Can I get some help from the more modern approaches that's now supported by OE?
Caveats:
We have our clients in a custom table in the database, not any built in table like _users etc. This will not change. It's not about database access, it's about application access. I can basically make any changes whatsoever to this table so if new datatypes are needed - no problem.
We run Classic Webspeed. Stateless. This is not likely to change very soon.
Apart from that we are very good with general web development (as well as webspeed) so we could roll it ourselves if needed - but we rather not invent another wheel if we don't really need to.
OE11.6, 11.7 coming soon, Linux.
Authentication with database in OE for Webspeed is possible with PAS for OE. It gives you the ability to validate your credentials with your database records and creates a Client-Principal. This Client-Principal will act as a token for your user and can be used for the life of that HTTP session. In Classic Webspeed, we do not support Client-Principal but in PAS for OE we can do various kinds of authentications(LDAP/AD/database(OERealm)/OAuth2) and URL Authorization.
For more details, please take a look at this whitepaper. I can provide more details if you are interested.
Thanks but PAS is currently not an option. So far this is the only really good use case we've seen and I don't see this perticular thing being worth the extra cost of PAS.
Migrating to PAS would also require a quite significant work in changing our routing. We have a some 7000 URL's based on rewriting "fancy urls" to match the cgi-wrapper.
If there are any ways to utilize some parts of the client-principal at all in classic webspeed I am all ears.
Jens,
In 11.1 and later, there is a feature known as 4GL authentication callbacks. These are procedures you write that will be called automatically to authenticate user connections. I don’t know if they will suit your needs, but you should have a look.

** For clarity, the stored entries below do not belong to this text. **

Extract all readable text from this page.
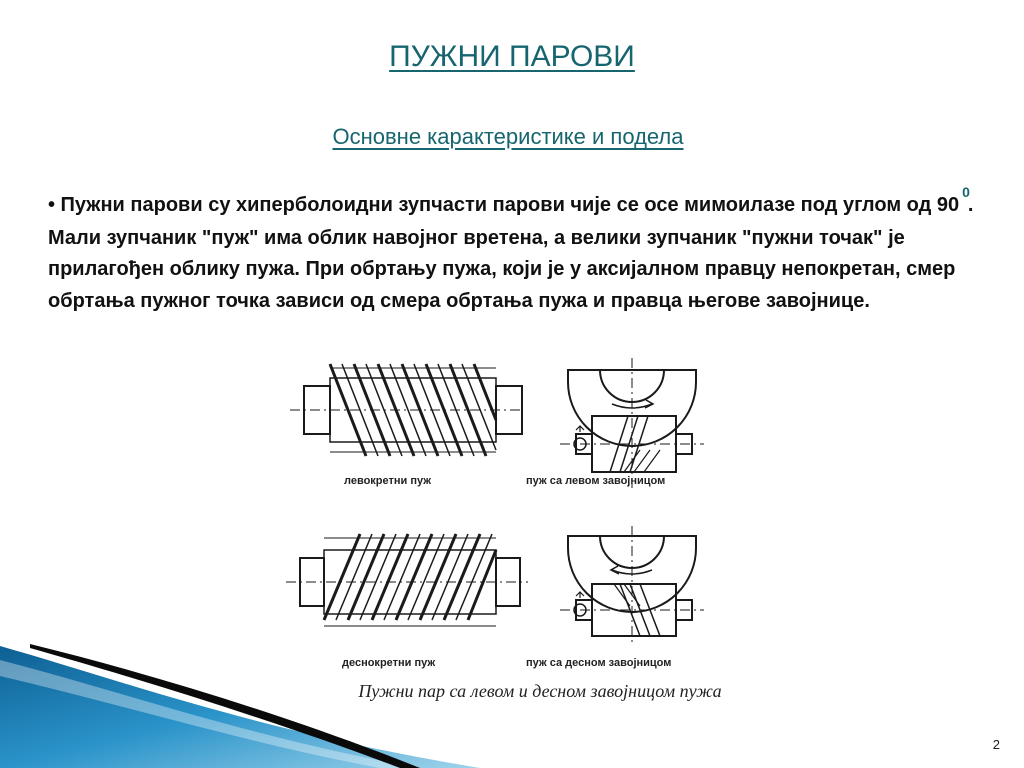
ПУЖНИ ПАРОВИ
Основне карактеристике и подела
• Пужни парови су хиперболоидни зупчасти парови чије се осе мимоилазе под углом од $90^0$. Мали зупчаник "пуж" има облик навојног вретена, а велики зупчаник "пужни точак" је прилагођен облику пужа. При обртању пужа, који је у аксијалном правцу непокретан, смер обртања пужног точка зависи од смера обртања пужа и правца његове завојнице.
левокретни пуж	пуж са левом завојницом
деснокретни пуж	пуж са десном завојницом
Пужни пар са левом и десном завојницом пужа
2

Sorry but I don’t recall in which manual these are described.
Thanks, I'll search the documentation for it!
Maybe I should have said that I would prefer this not interfering with the overall authentication against the database, tables and such.
We use a separate "client" role for connections against the DB via webspeed etc. Inhouse users have individual records for connecting to the DB.
I would reiterate Irfan's point that you should be using a CLIENT-PRINCIPAL in your code, and using that as the source of identity. This will allow you to move the verification of the user's credentials out of the business code into a separate service (even if you are starting with a logical service, as opposed to a separate AppServer).
Using the 4GL callback requires use of a client-principal object.